• Jul
    Posted in:
    Posted by: Jarve Kaplan Granato Starr

    Nursing Home Negligence: What is Peggy’s Law?

    Making the decision to place a loved one into the care of a nursing facility can be wrenching. Family members often spend countless sleepless nights and exhaust all resources to try to avoid taking the challenging step, and this has only been made more difficult by constant news stories detailing nursing home negligence and abuse. One of the more heartbreaking stories to be broadcast in the state of New Jersey ended up bringing a positive change to the protections offered to nursing home and long-term care facility residents.  That story was the tale of what happened to Peggy Marzolla, and the end result was a bill referred to as Peggy’s Law.
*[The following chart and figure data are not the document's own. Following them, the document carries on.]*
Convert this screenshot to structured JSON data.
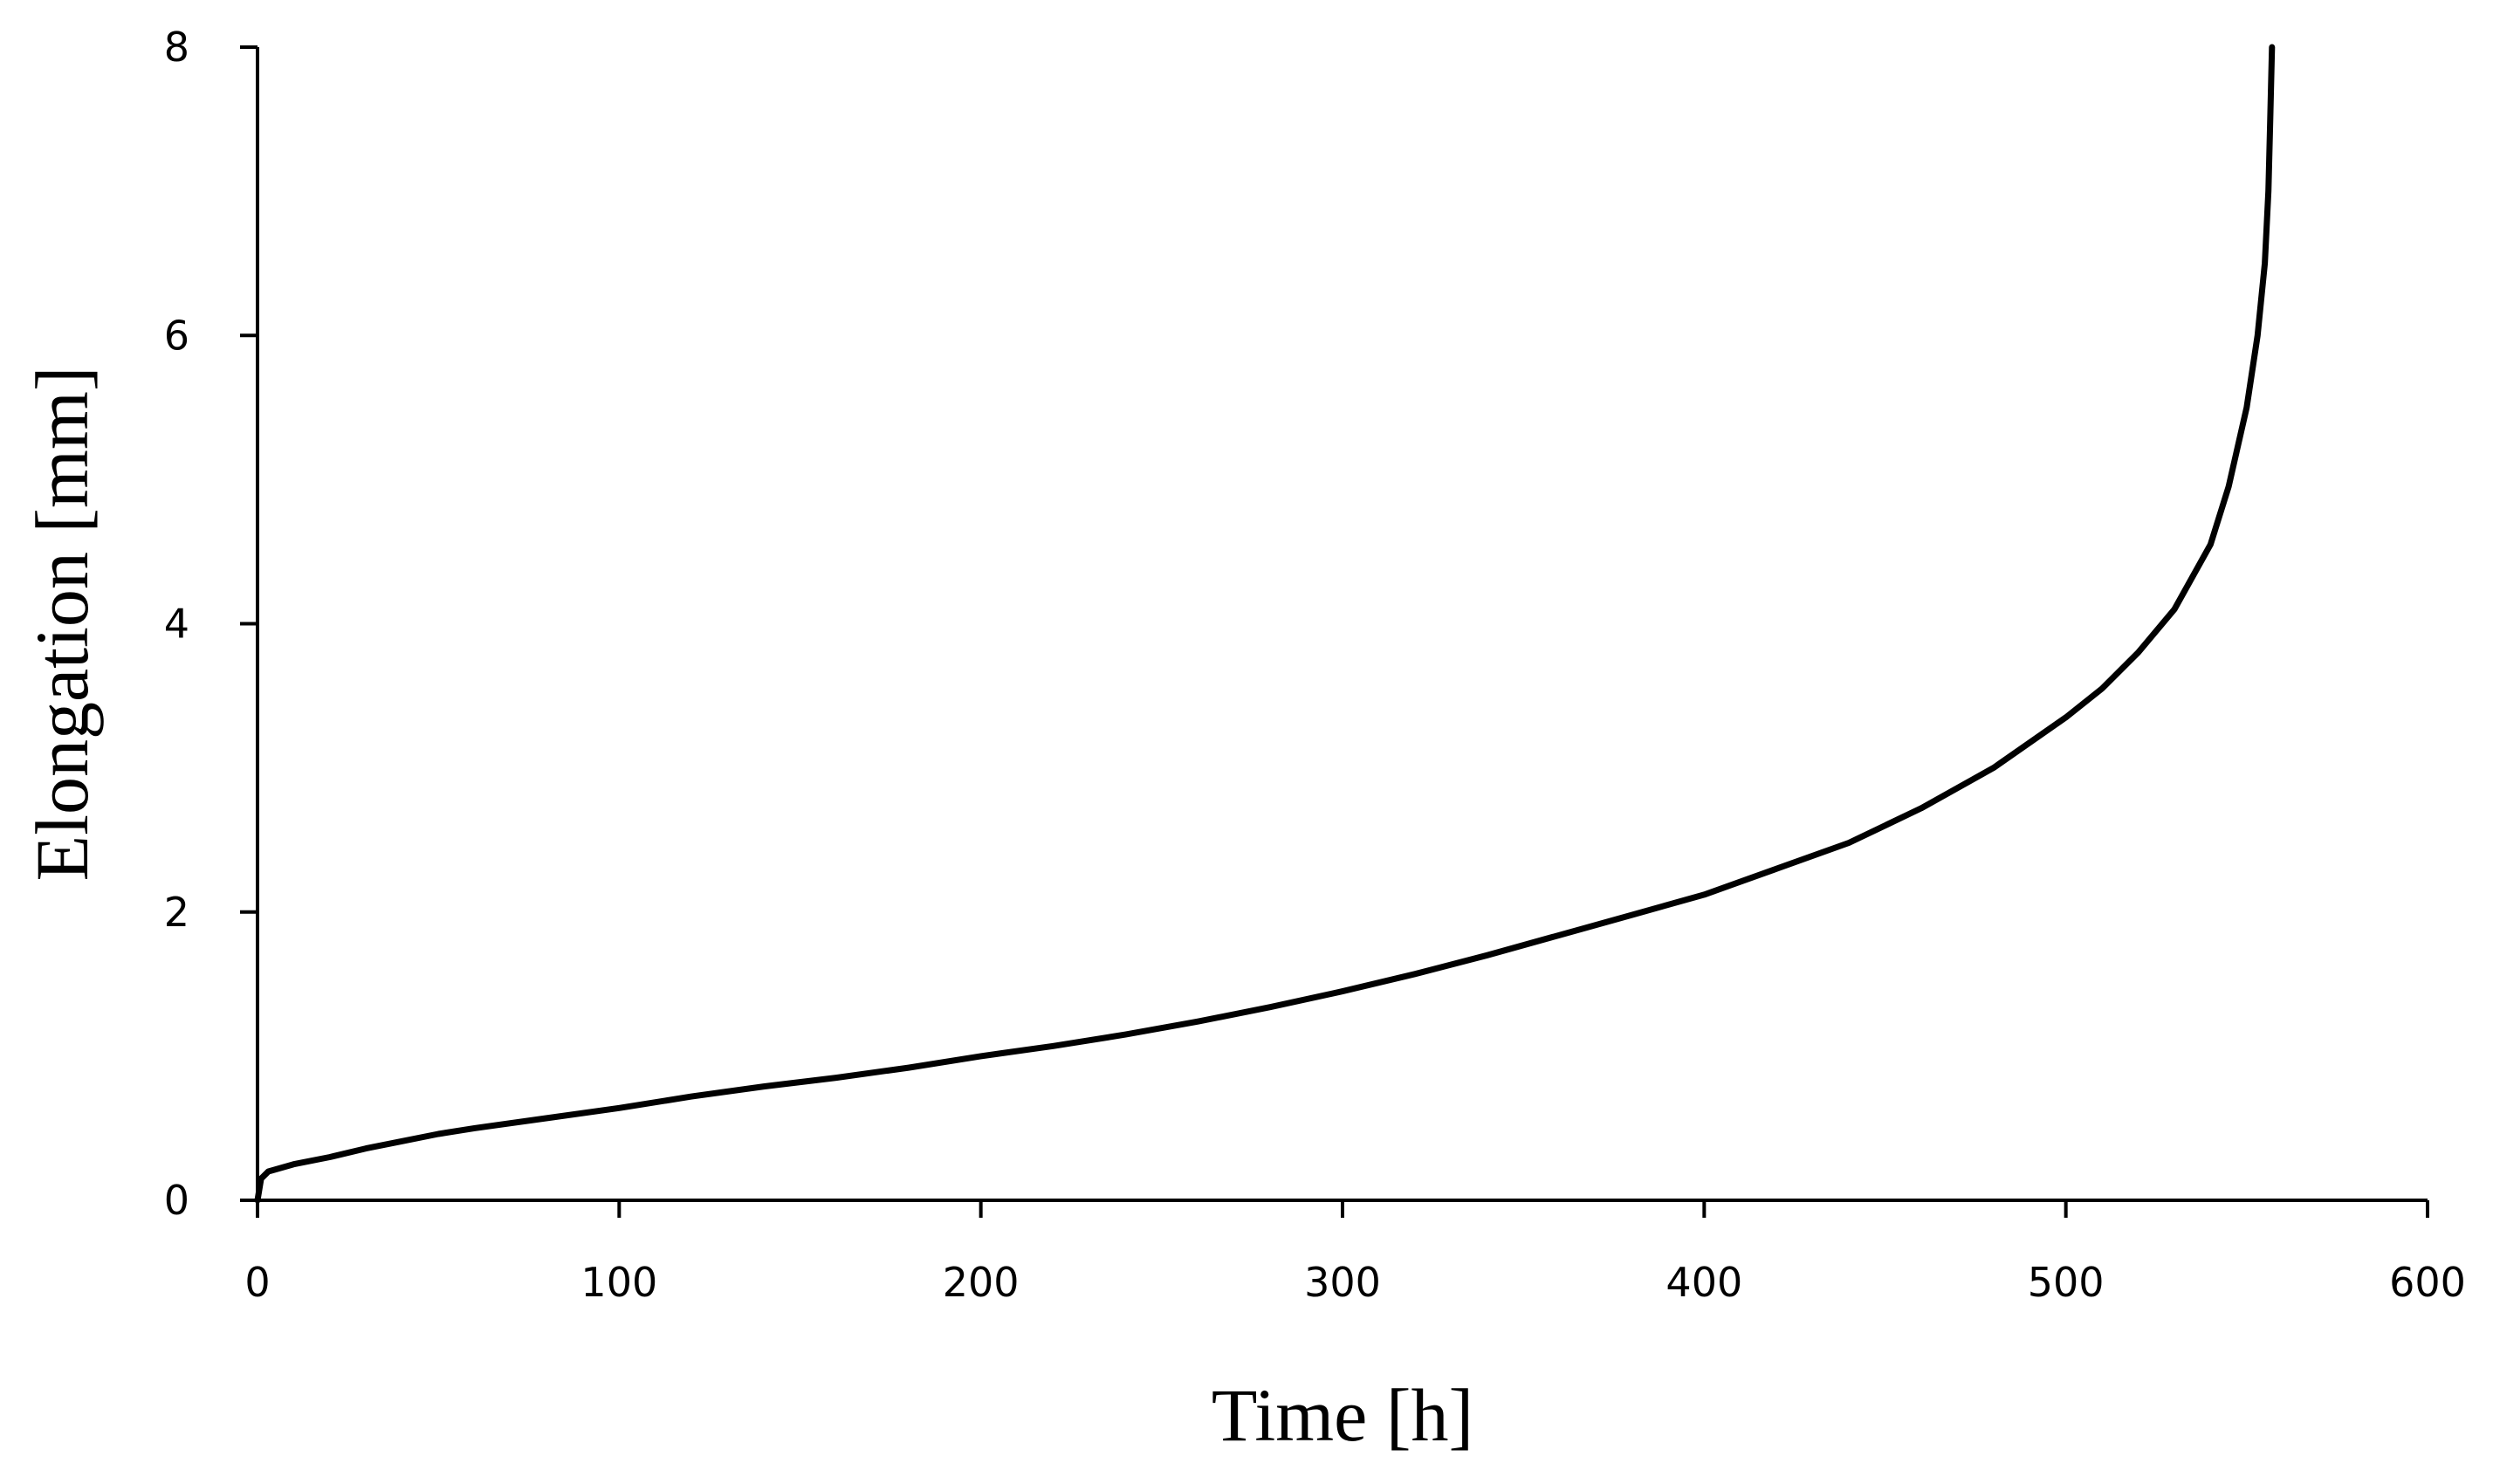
{
  "chart_data": {
    "type": "line",
    "title": "",
    "xlabel": "Time [h]",
    "ylabel": "Elongation [mm]",
    "xlim": [
      0,
      600
    ],
    "ylim": [
      0,
      8
    ],
    "x_ticks": [
      0,
      100,
      200,
      300,
      400,
      500,
      600
    ],
    "y_ticks": [
      0,
      2,
      4,
      6,
      8
    ],
    "x_tick_labels": [
      "0",
      "100",
      "200",
      "300",
      "400",
      "500",
      "600"
    ],
    "y_tick_labels": [
      "0",
      "2",
      "4",
      "6",
      "8"
    ],
    "grid": false,
    "legend": "none",
    "colors": {
      "line": "#000000",
      "axis": "#000000",
      "background": "#ffffff"
    },
    "series": [
      {
        "name": "Elongation",
        "x": [
          0,
          1,
          3,
          10,
          20,
          30,
          40,
          50,
          60,
          80,
          100,
          120,
          140,
          160,
          180,
          200,
          220,
          240,
          260,
          280,
          300,
          320,
          340,
          360,
          380,
          400,
          420,
          440,
          460,
          480,
          500,
          510,
          520,
          530,
          540,
          545,
          550,
          553,
          555,
          556,
          556.5,
          557
        ],
        "y": [
          0.0,
          0.15,
          0.2,
          0.25,
          0.3,
          0.36,
          0.41,
          0.46,
          0.5,
          0.57,
          0.64,
          0.72,
          0.79,
          0.85,
          0.92,
          1.0,
          1.07,
          1.15,
          1.24,
          1.34,
          1.45,
          1.57,
          1.7,
          1.84,
          1.98,
          2.12,
          2.3,
          2.48,
          2.72,
          3.0,
          3.35,
          3.55,
          3.8,
          4.1,
          4.55,
          4.95,
          5.5,
          6.0,
          6.5,
          7.0,
          7.5,
          8.0
        ]
      }
    ]
  }
}
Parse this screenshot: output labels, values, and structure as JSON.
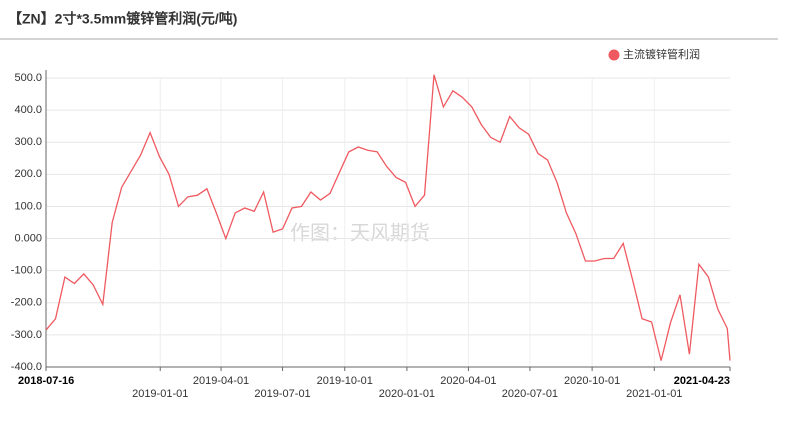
{
  "chart_data": {
    "type": "line",
    "title": "【ZN】2寸*3.5mm镀锌管利润(元/吨)",
    "watermark": "作图：天风期货",
    "legend": "top-right",
    "grid": true,
    "x": [
      "2018-07-16",
      "2018-07-30",
      "2018-08-13",
      "2018-08-27",
      "2018-09-10",
      "2018-09-24",
      "2018-10-08",
      "2018-10-22",
      "2018-11-05",
      "2018-11-19",
      "2018-12-03",
      "2018-12-17",
      "2018-12-31",
      "2019-01-14",
      "2019-01-28",
      "2019-02-11",
      "2019-02-25",
      "2019-03-11",
      "2019-03-25",
      "2019-04-08",
      "2019-04-22",
      "2019-05-06",
      "2019-05-20",
      "2019-06-03",
      "2019-06-17",
      "2019-07-01",
      "2019-07-15",
      "2019-07-29",
      "2019-08-12",
      "2019-08-26",
      "2019-09-09",
      "2019-09-23",
      "2019-10-07",
      "2019-10-21",
      "2019-11-04",
      "2019-11-18",
      "2019-12-02",
      "2019-12-16",
      "2019-12-30",
      "2020-01-13",
      "2020-01-27",
      "2020-02-10",
      "2020-02-24",
      "2020-03-09",
      "2020-03-23",
      "2020-04-06",
      "2020-04-20",
      "2020-05-04",
      "2020-05-18",
      "2020-06-01",
      "2020-06-15",
      "2020-06-29",
      "2020-07-13",
      "2020-07-27",
      "2020-08-10",
      "2020-08-24",
      "2020-09-07",
      "2020-09-21",
      "2020-10-05",
      "2020-10-19",
      "2020-11-02",
      "2020-11-16",
      "2020-11-30",
      "2020-12-14",
      "2020-12-28",
      "2021-01-11",
      "2021-01-25",
      "2021-02-08",
      "2021-02-22",
      "2021-03-08",
      "2021-03-22",
      "2021-04-05",
      "2021-04-19",
      "2021-04-23"
    ],
    "series": [
      {
        "name": "主流镀锌管利润",
        "color": "#ef5a60",
        "values": [
          -285,
          -250,
          -120,
          -140,
          -110,
          -145,
          -205,
          50,
          160,
          210,
          260,
          330,
          255,
          200,
          100,
          130,
          135,
          155,
          80,
          0,
          80,
          95,
          85,
          145,
          20,
          30,
          95,
          100,
          145,
          120,
          140,
          205,
          270,
          285,
          275,
          270,
          225,
          190,
          175,
          100,
          135,
          510,
          410,
          460,
          440,
          410,
          355,
          315,
          300,
          380,
          345,
          325,
          265,
          245,
          175,
          80,
          15,
          -70,
          -70,
          -62,
          -62,
          -15,
          -130,
          -250,
          -260,
          -380,
          -262,
          -175,
          -360,
          -80,
          -120,
          -220,
          -280,
          -380
        ]
      }
    ],
    "xlim": [
      "2018-07-16",
      "2021-04-23"
    ],
    "xticks": [
      "2018-07-16",
      "2019-01-01",
      "2019-04-01",
      "2019-07-01",
      "2019-10-01",
      "2020-01-01",
      "2020-04-01",
      "2020-07-01",
      "2020-10-01",
      "2021-01-01",
      "2021-04-23"
    ],
    "ylim": [
      -400,
      500
    ],
    "yticks": [
      {
        "value": 500,
        "label": "500.0"
      },
      {
        "value": 400,
        "label": "400.0"
      },
      {
        "value": 300,
        "label": "300.0"
      },
      {
        "value": 200,
        "label": "200.0"
      },
      {
        "value": 100,
        "label": "100.0"
      },
      {
        "value": 0,
        "label": "0.000"
      },
      {
        "value": -100,
        "label": "-100.0"
      },
      {
        "value": -200,
        "label": "-200.0"
      },
      {
        "value": -300,
        "label": "-300.0"
      },
      {
        "value": -400,
        "label": "-400.0"
      }
    ]
  }
}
    Peggy’s Law was passed in August of 2017. It is named for a 93-year-old woman who died in 2010 after suffering numerous injuries in a nursing home facility. Though the facility’s staff denied responsibility for Peggy’s broken cheekbones, broken wrist, and broken eye socket, and blamed it on a fall, her daughter, Maureen Persi, found their explanation hard to believe. When Ms. Persi sought help, she was frustrated and appalled at the lack of protections available for those who are in long-term care, and lobbied for better protections against nursing home negligence and abuse.

    The end result is a law that makes it a requirement for anybody working at a state-regulated facility caring for senior citizens to act promptly and definitively when they suspect abuse, exploitation or criminal harm being imposed on any residents. They have to contact the police within 24 hours of any incident that they witness, and if an injury is involved then the contact must occur within two hours.  This represents a significant change over the previous requirement, which was limited to contacting the New Jersey Office of the Ombudsman for the Institutionalized Elderly. Under Peggy’s Law, the ombudsman’s office still needs to be called, but now that hotline is manned round the clock instead of the previous Monday to Friday during business hours.

    The goal of Peggy’s Law was to introduce an additional level of safety for those who are most vulnerable and to provide their family members with a layer of confidence that, should their loved one be a victim, action will be taken, even when they aren’t there.